Texas State Sen. Kirk Watson had an embarrassing moment the night the candidate he
is supporting for president won the Wisconsin primary. MSNBC's Chris Matthews asked
him to name a legislative accomplishment of Sen. Barack Obama.
"I'm not going to be able to do that tonight," Mr. Watson replied.
Or any other night. Barack Obama, noted National Review's David Frum, has the
thinnest resume of any candidate for president since William Jennings Bryan in 1896.
Then 36 (the youngest man ever nominated for president), Bryan had been a
congressman for only six undistinguished years when he electrified the Democratic
convention with his "Cross of Gold" speech.
Bryan got creamed in the general election, which suggests there is a limit to how
high a populist with little on his resume besides a charismatic personality and a
silver tongue can rise.
"Barack Obama is no Muhammad Ali," said Tom Buffenbarger, president of the
International Association of Machinists and Aerospace Workers, who is supporting
Sen. Hillary Clinton. "He took a walk every time there was a tough vote in the
Illinois state senate. He took a walk more than 130 times. That's what a shadow
boxer does. All the right moves. All the right combinations. All the right
footwork. But he never steps into the ring."

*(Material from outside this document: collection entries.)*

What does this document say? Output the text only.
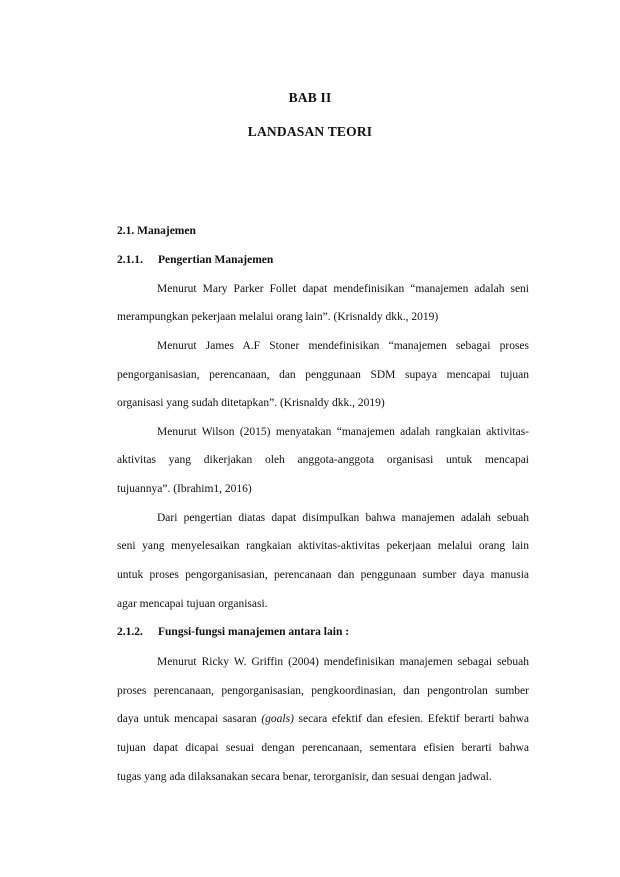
BAB II
LANDASAN TEORI
2.1. Manajemen
2.1.1. Pengertian Manajemen
Menurut Mary Parker Follet dapat mendefinisikan “manajemen adalah seni
merampungkan pekerjaan melalui orang lain”. (Krisnaldy dkk., 2019)
Menurut James A.F Stoner mendefinisikan “manajemen sebagai proses
pengorganisasian, perencanaan, dan penggunaan SDM supaya mencapai tujuan
organisasi yang sudah ditetapkan”. (Krisnaldy dkk., 2019)
Menurut Wilson (2015) menyatakan “manajemen adalah rangkaian aktivitas-
aktivitas yang dikerjakan oleh anggota-anggota organisasi untuk mencapai
tujuannya”. (Ibrahim1, 2016)
Dari pengertian diatas dapat disimpulkan bahwa manajemen adalah sebuah
seni yang menyelesaikan rangkaian aktivitas-aktivitas pekerjaan melalui orang lain
untuk proses pengorganisasian, perencanaan dan penggunaan sumber daya manusia
agar mencapai tujuan organisasi.
2.1.2. Fungsi-fungsi manajemen antara lain :
Menurut Ricky W. Griffin (2004) mendefinisikan manajemen sebagai sebuah
proses perencanaan, pengorganisasian, pengkoordinasian, dan pengontrolan sumber
daya untuk mencapai sasaran (goals) secara efektif dan efesien. Efektif berarti bahwa
tujuan dapat dicapai sesuai dengan perencanaan, sementara efisien berarti bahwa
tugas yang ada dilaksanakan secara benar, terorganisir, dan sesuai dengan jadwal.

"Don't be deceived by an eloquent but empty call for change that promises no more
than a holiday from history," said Sen. John McCain, the presumptive GOP nominee.

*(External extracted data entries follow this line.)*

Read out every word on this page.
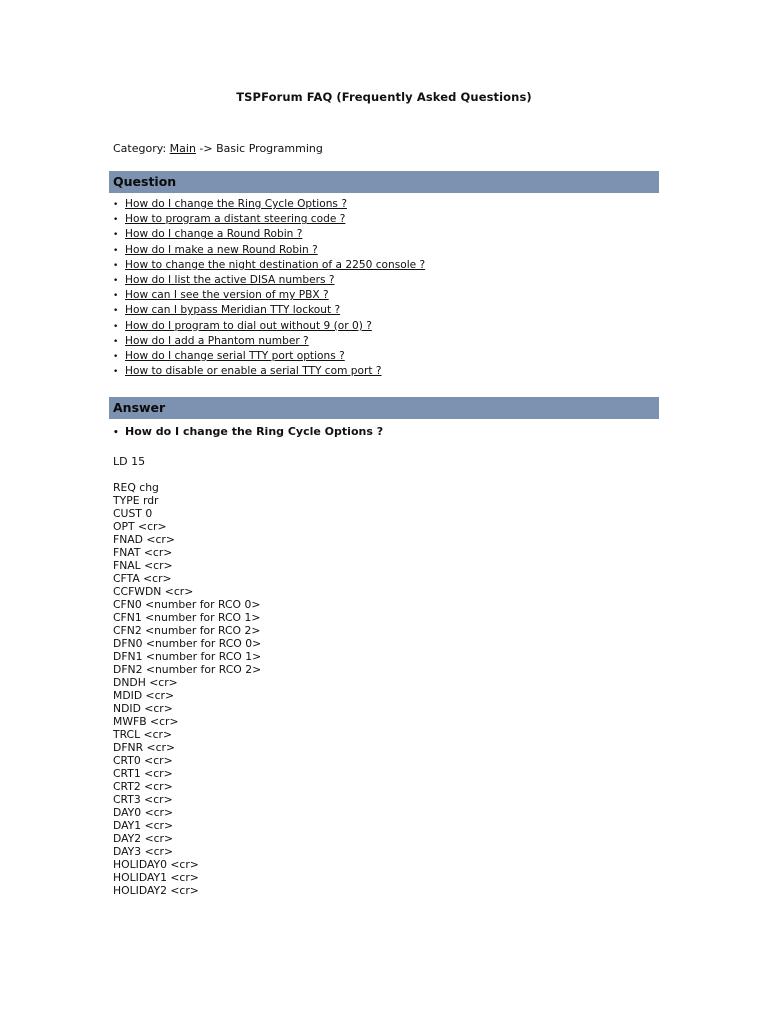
TSPForum FAQ (Frequently Asked Questions)
Category: Main -> Basic Programming
Question
• How do I change the Ring Cycle Options ?
• How to program a distant steering code ?
• How do I change a Round Robin ?
• How do I make a new Round Robin ?
• How to change the night destination of a 2250 console ?
• How do I list the active DISA numbers ?
• How can I see the version of my PBX ?
• How can I bypass Meridian TTY lockout ?
• How do I program to dial out without 9 (or 0) ?
• How do I add a Phantom number ?
• How do I change serial TTY port options ?
• How to disable or enable a serial TTY com port ?
Answer
• How do I change the Ring Cycle Options ?
LD 15
REQ chg
TYPE rdr
CUST 0
OPT <cr>
FNAD <cr>
FNAT <cr>
FNAL <cr>
CFTA <cr>
CCFWDN <cr>
CFN0 <number for RCO 0>
CFN1 <number for RCO 1>
CFN2 <number for RCO 2>
DFN0 <number for RCO 0>
DFN1 <number for RCO 1>
DFN2 <number for RCO 2>
DNDH <cr>
MDID <cr>
NDID <cr>
MWFB <cr>
TRCL <cr>
DFNR <cr>
CRT0 <cr>
CRT1 <cr>
CRT2 <cr>
CRT3 <cr>
DAY0 <cr>
DAY1 <cr>
DAY2 <cr>
DAY3 <cr>
HOLIDAY0 <cr>
HOLIDAY1 <cr>
HOLIDAY2 <cr>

Eloquent but empty calls for change seem to be working well enough for Sen. Obama in
the battle for the Democratic nomination. But that may be due more to the
weaknesses of Hillary Clinton than to his strengths.
There is no real divide on issues between Sen. Clinton and Sen. Obama, so the
primary campaign has focused on personality. His is attractive. Hers is not.
The bumbles and stumbles of Sen. Clinton and her husband remind us there is a
difference between being ruthless in politics, and being good at it. Sen. Clinton's
campaign has compounded her flaws as a candidate by blowing through a huge wad of
cash to no apparent purpose, failing to organize in caucus states, and by having had
no plan to compete beyond Super Tuesday Feb. 5.
With their own race settled, Republicans have been watching the Democratic contest
with dread and amusement. The conventional wisdom is that Ms. Clinton would be the
easier candidate to beat in November. But Republican antipathy to Ms. Clinton is so
great that many hope Sen. Obama will triumph. (The exit polls in Wisconsin
indicated 9 percent of those who voted in the Democratic primary were Republicans,
and they broke 72-28 for Sen. Obama.)
After Sen. Obama's landslide in Wisconsin, many pundits measured Sen. Clinton for
her political casket. "Like water rushing into the Titanic's hull, the forces now
flowing hard against the Hillary Clinton campaign are furious and the die is cast,"
said the Weekly Standard's "Richelieu."
I'm among those who think Sen. Obama will breach the "firewall" Sen. Clinton is
trying to erect in Ohio and Texas March 4. But pundits who earlier in this election
cycle confidently declared Sen. McCain politically dead and Sen. Clinton's
nomination inevitable should be cautious about burying Hillary now.
To win, the Clintons and their surrogates will have to rough up Barack Obama the way
they did Bill's girlfriends Gennifer Flowers and Monica Lewinsky. I doubt this will
work, but it might. In 1984, former Vice President Walter Mondale turned back Gary
Hart, another charismatic young senator renowned for his oratory, by asking,
"Where's the beef?"
Most pundits think Hillary's lust for power will keep her in the fight until the
Democratic convention in late August. But I think that if she loses in Ohio or
Texas, she'll withdraw.
If Sen. Obama is ultimately to be the Democratic nominee, it could be just as well
for Republicans to have the race settled early. As long as Barack and Hillary
battle, journalists can focus exclusively upon horserace trivia. But if Sen.
Clinton folds her tent and slinks away, journalists will have little to write about
except Sen. Obama's thin resume and very left wing voting record.
"I've got news for all the latte-drinking, Prius-driving, Birkenstock-wearing trust
fund babies crowding in to hear (Sen. Obama) speak," Mr. Buffenbarger said. "This
guy won't last a round against the Republican attack machine."